Missing them, missing part of me

I miss so many of my friends, I mean they are still friends but they have moved or just moved on to busier parts of their lives or parts that don’t really involve me.
I see them on Facebook, I know what is happening in their lives and they seem so much more interesting than anything I could ever be.
I see them for a moment or two in town at random and it isn’t the same, even when they live close it just isn’t like it use to be.  The comfortable feeling of what I once thought was there is gone, I still love seeing them but it feels as if all we do is play catch up.  I feel as if I bore them, as if I bore everyone these days.
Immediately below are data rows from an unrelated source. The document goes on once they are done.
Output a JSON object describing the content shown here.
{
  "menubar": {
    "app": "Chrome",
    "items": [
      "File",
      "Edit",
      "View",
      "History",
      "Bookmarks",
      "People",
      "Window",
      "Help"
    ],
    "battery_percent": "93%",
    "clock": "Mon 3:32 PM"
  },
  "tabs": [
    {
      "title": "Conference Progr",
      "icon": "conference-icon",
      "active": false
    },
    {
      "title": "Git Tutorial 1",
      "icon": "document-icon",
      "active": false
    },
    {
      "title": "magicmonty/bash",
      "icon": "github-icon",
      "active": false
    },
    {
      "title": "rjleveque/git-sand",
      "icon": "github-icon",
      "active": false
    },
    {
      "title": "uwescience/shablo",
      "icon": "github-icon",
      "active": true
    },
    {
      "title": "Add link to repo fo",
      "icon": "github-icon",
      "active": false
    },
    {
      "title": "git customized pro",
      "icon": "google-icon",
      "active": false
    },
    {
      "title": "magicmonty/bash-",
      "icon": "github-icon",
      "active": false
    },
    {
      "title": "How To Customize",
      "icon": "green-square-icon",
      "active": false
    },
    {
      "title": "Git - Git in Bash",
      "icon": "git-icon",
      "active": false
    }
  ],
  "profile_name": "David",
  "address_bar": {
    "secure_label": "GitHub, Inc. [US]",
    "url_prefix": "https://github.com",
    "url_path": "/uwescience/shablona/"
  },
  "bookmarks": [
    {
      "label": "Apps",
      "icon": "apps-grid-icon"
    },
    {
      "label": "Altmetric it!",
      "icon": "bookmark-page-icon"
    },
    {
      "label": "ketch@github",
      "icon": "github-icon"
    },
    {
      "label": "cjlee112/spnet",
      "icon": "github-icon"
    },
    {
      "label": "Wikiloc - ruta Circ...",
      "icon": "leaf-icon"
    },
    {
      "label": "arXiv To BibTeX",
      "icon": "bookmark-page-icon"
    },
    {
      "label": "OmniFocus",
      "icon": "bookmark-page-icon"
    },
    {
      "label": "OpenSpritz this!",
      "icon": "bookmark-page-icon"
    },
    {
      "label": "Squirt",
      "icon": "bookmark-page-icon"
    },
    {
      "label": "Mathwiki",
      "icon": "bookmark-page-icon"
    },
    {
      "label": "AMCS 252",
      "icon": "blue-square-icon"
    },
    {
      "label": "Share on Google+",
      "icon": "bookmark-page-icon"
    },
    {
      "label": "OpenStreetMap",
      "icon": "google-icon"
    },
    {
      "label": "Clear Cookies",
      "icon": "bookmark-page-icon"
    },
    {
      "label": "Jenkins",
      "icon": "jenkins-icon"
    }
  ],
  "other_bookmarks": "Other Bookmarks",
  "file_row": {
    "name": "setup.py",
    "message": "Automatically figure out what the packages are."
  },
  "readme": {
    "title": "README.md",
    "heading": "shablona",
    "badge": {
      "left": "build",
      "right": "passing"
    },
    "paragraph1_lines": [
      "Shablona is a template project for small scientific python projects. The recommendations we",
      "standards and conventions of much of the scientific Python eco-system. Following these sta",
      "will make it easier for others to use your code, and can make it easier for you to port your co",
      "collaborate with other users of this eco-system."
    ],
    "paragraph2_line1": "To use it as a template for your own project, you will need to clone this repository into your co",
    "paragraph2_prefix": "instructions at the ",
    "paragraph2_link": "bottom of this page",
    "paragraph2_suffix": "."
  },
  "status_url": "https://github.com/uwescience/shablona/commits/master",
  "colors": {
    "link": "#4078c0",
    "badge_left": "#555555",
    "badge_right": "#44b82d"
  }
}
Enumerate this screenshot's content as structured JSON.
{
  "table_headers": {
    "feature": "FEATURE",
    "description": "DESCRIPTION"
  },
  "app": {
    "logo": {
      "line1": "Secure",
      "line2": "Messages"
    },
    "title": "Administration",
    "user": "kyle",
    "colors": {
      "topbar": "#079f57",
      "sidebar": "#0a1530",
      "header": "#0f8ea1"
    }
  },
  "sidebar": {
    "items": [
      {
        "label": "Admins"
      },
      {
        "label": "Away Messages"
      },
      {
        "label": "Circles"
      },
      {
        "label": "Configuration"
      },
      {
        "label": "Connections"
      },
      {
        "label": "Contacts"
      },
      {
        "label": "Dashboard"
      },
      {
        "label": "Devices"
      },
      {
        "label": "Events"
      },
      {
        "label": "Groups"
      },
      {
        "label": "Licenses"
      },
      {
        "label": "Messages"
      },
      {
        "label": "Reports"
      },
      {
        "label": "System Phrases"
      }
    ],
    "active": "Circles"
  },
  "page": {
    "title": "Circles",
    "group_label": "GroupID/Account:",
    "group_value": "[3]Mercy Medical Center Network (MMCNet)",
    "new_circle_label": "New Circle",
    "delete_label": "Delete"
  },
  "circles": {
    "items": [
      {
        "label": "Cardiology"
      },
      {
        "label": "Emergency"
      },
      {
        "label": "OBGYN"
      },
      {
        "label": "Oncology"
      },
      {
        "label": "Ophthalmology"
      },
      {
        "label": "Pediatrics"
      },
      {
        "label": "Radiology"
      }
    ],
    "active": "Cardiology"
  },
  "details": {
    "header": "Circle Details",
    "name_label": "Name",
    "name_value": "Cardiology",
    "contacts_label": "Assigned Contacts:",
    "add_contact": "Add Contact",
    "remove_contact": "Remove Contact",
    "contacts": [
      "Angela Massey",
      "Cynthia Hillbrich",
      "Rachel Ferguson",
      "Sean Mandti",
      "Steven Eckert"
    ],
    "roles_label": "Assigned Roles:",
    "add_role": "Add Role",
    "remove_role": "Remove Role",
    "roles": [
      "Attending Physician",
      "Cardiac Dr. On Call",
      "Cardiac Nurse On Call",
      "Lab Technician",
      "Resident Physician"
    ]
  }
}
I feel as if things can never be the way they were once, maybe though they never were that way.  I feel lonely a lot these days despite being so happy with my husband.
I guess when you get down to it part of that is me.
I know I need to open up and make more friends, not to replace the old ones but to add to my life, but I just don’t seem to have the energy for it much anymore….I don’t feel that I have much to offer the kind of people I want to know, I feel boring.
I love artist and creative people, I have so little with most people in their 40s, our lives are so different but then my life is different from so many of the younger people I think I would get along with. I want to know and hang out with artists but the fact is I feel so untalented, like such a hack that it pulls me back.
Maybe I am becoming a boring old lady, I feel sort of lost between two realities, who I am now and who I wish I was.